I discovered the following in Bosch, Witness to the World (London: Marshall, Morgan & Scott, 1980), pp. 176-78.
The theology of the apostolate soon underwent a certain radicalisation due to Hoekendijk’s contribution. He polemicised against the church-centric mission that had been especially in vogue since Tambaran 1939. The Church was an illegitimate centre. Not the Church but the world, the oikoumene, stood in the centre of God’s concern. Van Ruler’s thesis that mission was a function of the Church, was inverted by Hoekendijk: the Church was a function of mission. There was no room for a ‘doctrine of the Church’. We should refer to the Church only in passing and without any emphasis. Ecclesiology should not be more than a single paragraph in Christology (the messianic involvement with the world) and a few sentences in eschatology (the messianic involvement with the world) …
From the outset Hoekendijk could not accept a ‘theology of mission’. If he did so it would imply that mission would once again be an extra. There would then also conceivably be other ‘theologies of …’. He therefore pleaded not for ‘theology of mission’, but for ‘missionary theology’ as expression of all authentic theology. …

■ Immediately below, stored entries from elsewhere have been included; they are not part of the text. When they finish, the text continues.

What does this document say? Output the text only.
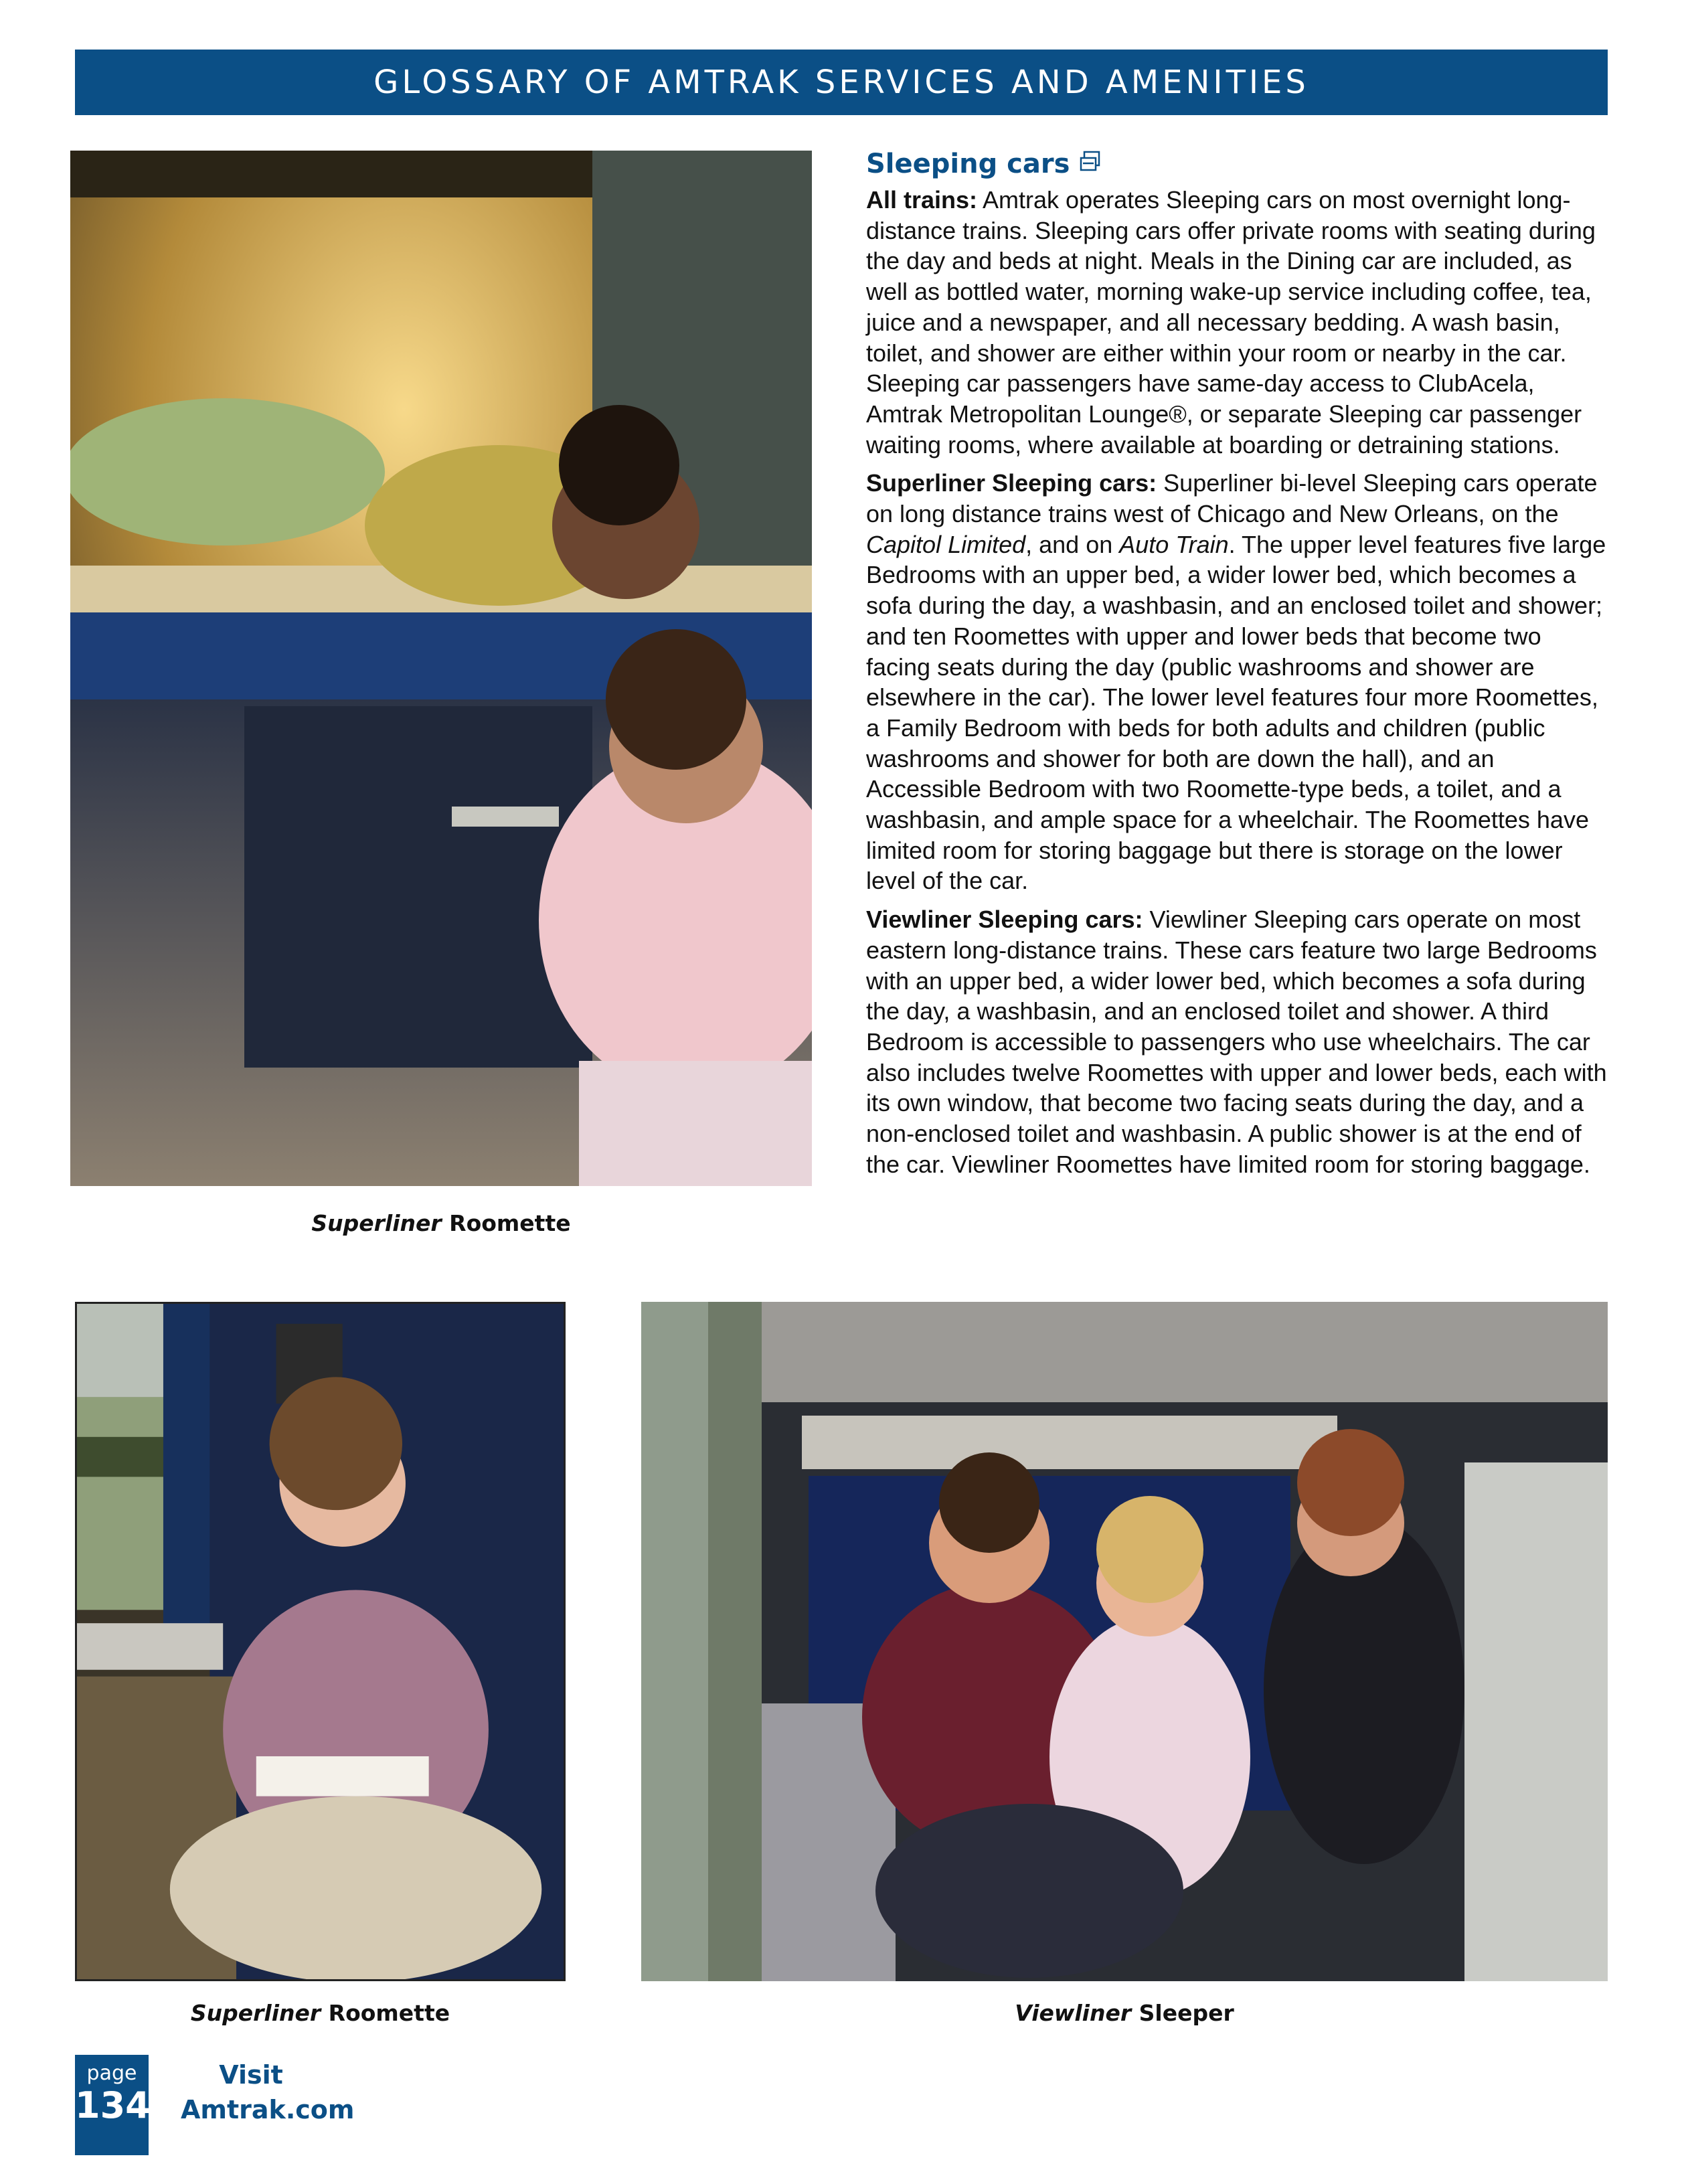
GLOSSARY OF AMTRAK SERVICES AND AMENITIES
Superliner Roomette
Sleeping cars

All trains: Amtrak operates Sleeping cars on most overnight long-distance trains. Sleeping cars offer private rooms with seating during the day and beds at night. Meals in the Dining car are included, as well as bottled water, morning wake-up service including coffee, tea, juice and a newspaper, and all necessary bedding. A wash basin, toilet, and shower are either within your room or nearby in the car. Sleeping car passengers have same-day access to ClubAcela, Amtrak Metropolitan Lounge®, or separate Sleeping car passenger waiting rooms, where available at boarding or detraining stations.

Superliner Sleeping cars: Superliner bi-level Sleeping cars operate on long distance trains west of Chicago and New Orleans, on the Capitol Limited, and on Auto Train. The upper level features five large Bedrooms with an upper bed, a wider lower bed, which becomes a sofa during the day, a washbasin, and an enclosed toilet and shower; and ten Roomettes with upper and lower beds that become two facing seats during the day (public washrooms and shower are elsewhere in the car). The lower level features four more Roomettes, a Family Bedroom with beds for both adults and children (public washrooms and shower for both are down the hall), and an Accessible Bedroom with two Roomette-type beds, a toilet, and a washbasin, and ample space for a wheelchair. The Roomettes have limited room for storing baggage but there is storage on the lower level of the car.

Viewliner Sleeping cars: Viewliner Sleeping cars operate on most eastern long-distance trains. These cars feature two large Bedrooms with an upper bed, a wider lower bed, which becomes a sofa during the day, a washbasin, and an enclosed toilet and shower. A third Bedroom is accessible to passengers who use wheelchairs. The car also includes twelve Roomettes with upper and lower beds, each with its own window, that become two facing seats during the day, and a non-enclosed toilet and washbasin. A public shower is at the end of the car. Viewliner Roomettes have limited room for storing baggage.

Superliner Roomette	Viewliner Sleeper
page
134
Visit
Amtrak.com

In this way Hoekendijk’s theology of the apostolate became a theology of the world. Theology is God inviting us to share the world with him. For precisely this reason it was a theology of the Kingdom. Mission was not the road from church to church: mission or Church was the interaction between Kingdom and world, involved in both … The form which this involvement took he called shalom, Hebrew for ‘peace’, which he described as a ‘social happening’, and which was an ethical rather than a soteriological concept. Reconciliation became a universal humanisation process. In his earlier writings he did characterise the task of the Church as kerygma, koinonia and diakonia – proclamation, community, and service. In the course of time, however, he increasingly moved towards the last of the three.
I find it curious that the following theology derives from the 1960. Theological language along these lines is, I find, being used with plenty of enthusiasm today. Not having read Hoekendijk’s theology at first hand I should be cautious speaking directly about him. An English translation of some of his shorter works was published in 1966 with the title ‘The Church Inside Out’ (SCM). It’s another one to add to the list …
I am all the more interested having just read Barth on the Church as witness (CD IV.3), and also John Flett’s head spinning The Witness of God. When I hear this language used today, it is in my experience without reflection on Bosch’s concluding analysis (from 1980!): you get rid of the Church and something essential is lost.
It’s not as though I don’t have sympathy for Hoekendijk’s frustration with the Church. It is only because of faith that I stay loyal to the church structures and institutions. Yes, I have enough self-knowledge to know that I am no less fallen than the next church member, but that doesn’t make identifying with and living with and in the Church any more comfortable.
As an attempt to flesh out something more positive, here follows a brief summary of something I was going to provide more detail of later … some Barth inspired thoughts.
The move from missio dei to church-less service (identified by Bosch above) seems to stem from an absence of Christology. The language of mission and kingdom seems to have been abstracted from Christ himself. One often hears today this language used in connection with discipleship. On the face of it, this sounds quite Christocentric! With it, though is a closely connected assumption that the discipleship of the gospels has no direct relationship with the Church. As Barth points out, this is a case of not seeing the wood for the trees. The ‘absence’ of Church from the gospels is because it is everywhere assumed! Of course it is, the gospels themselves were written from within ecclesial community, often addressing the concerns of that community (the assumptions of form and canonical criticism spring to mind).
This being so, the Church’s existence is determined (skirting over a discussion of actualistic ontology) by her saviour, by whom the covenant between God and humanity is concluded. Christ is about his Father’s work. Humanity is called to witness to that, to echo Christ’s words and actions as the covenant partner and so point others to him. The Church follows the attitude of Christ, who is about his Father’s business. God’s concern firstly is for the world and in Christ the world is justified. We come to faith and join the Church as members of the world. The Church is composed of those brought to the knowledge of this salvation found in Christ and so are called to participate in their own proper way in the loving work of God. The Church therefore cannot be and must not be firstly concerned with its own life, or see itself as an end in itself. To do so would be to be radically incoherent. The Church is called, and therefore the Church must follow Christ and do the Father’s work. But because it is called it is the Church and it is as a community that the Church can witness in a manner no individual can (Stringfellow springs to mind for the ability of the Church to witness politically today). Think of the roles of forgiveness and accountability. The Church here is not somehow establishing a perfect society on earth, it is pointing in a faltering manner to the one who has already forgiven them. Of course, I can forgive people outside of the Church and this can be a witness, but in the Church I don’t just forgive. In the Church I can be forgiven too.
The future of popular missionary theology is not the removal of ecclesiology. It is rather having a good ecclesiology by which the Church can understand her very nature is to be outward focussed, in which even her most private worship in word and form, can be a witness to the world of the coming kingdom.